As you know, we’re big fans of you and your work. For our readers who might not be as familiar what can you tell them about what you do?
I have been privileged to on the faculty at Claremont Graduate University since 1995, earned tenure, and I run a busy and productive behavioral neuroscience lab there. Claremont has given me the freedom and time to build businesses because they understand that practical applications of science are the most valuable things to teach students. I am well known in neuroscience for first showing the powerful behavioral effects of a neurochemical called oxytocin. This involved creating a protocol to measure the very rapid release of oxytocin in human brains as well as a way to safely infuse synthetic oxytocin into human brains. This led to high impact scientific publications, a 2011 TED talk with 2 million views, media appearances and the ability to raise millions of dollars of funding to expand my research in the neurological basis for human behavior. Thirty years after earning my PhD I’m ranked in the top 0.3% of most cited scientists, I have supervised over 100 PhD students in my lab, and I have started four companies. I think I have gotten quite good at explaining neuroscience to general audiences and I travel every few weeks to speak to companies and general audiences about the brain basis for love, happiness, health, and longevity. My three jobs (academic scientist, digital health founder, and public speaker) have given me an amazing life I that is well beyond what I had imagined as a youngster. Our very innovative neurologic emotional fitness product, SIX, is the culmination of 25 years of persistent research seeking to understand happiness neurologically and then creating a technology that measures the value the brain gets from experiences and using these data to continuously guide people to be happier, and live longer and healthier. I hope that SIX is my lasting legacy. My ambitious goal is that 1 billion people use the free SIX app in the next 3 years and that this sparks a conversation about emotional fitness, the value of social connections, and how these diminish the incidence of depression and are the foundational of happiness.
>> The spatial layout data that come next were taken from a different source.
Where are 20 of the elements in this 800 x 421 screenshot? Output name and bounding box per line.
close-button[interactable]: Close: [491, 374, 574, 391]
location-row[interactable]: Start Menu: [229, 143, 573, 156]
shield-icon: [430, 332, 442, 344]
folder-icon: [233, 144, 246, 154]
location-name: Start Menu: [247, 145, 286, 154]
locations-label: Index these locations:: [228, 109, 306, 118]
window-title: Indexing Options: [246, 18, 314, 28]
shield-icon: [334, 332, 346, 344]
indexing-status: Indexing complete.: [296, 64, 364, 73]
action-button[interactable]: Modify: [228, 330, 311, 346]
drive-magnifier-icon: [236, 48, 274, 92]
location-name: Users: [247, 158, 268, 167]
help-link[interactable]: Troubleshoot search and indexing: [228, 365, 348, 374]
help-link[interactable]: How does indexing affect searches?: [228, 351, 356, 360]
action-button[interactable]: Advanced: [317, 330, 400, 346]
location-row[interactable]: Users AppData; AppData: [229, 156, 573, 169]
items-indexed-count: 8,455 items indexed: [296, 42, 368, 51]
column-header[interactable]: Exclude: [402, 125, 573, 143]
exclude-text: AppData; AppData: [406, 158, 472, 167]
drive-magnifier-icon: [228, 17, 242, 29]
Is there a quality that you most attribute to your success?
There are several traits that have made me successful. First, curiosity. I find humans really really interesting and I want to know more about them every day. Second, I love to learn. I have “trespassed” in many scientific and technical fields by being unafraid to not know something. I’m a fast learner and I put myself in situations in which I can learn quickly, often by working with those who are experts. Third, I am quite good at building teams. This means spotting talent and persuading talented people to buy into a dream that I have that can change the world. Finally, I’m only interested in hitting home runs. I would rather fail trying to do something important and valuable than to make incremental progress. I’m comfortable with uncertainty and failure because I will learn from these and get better fast.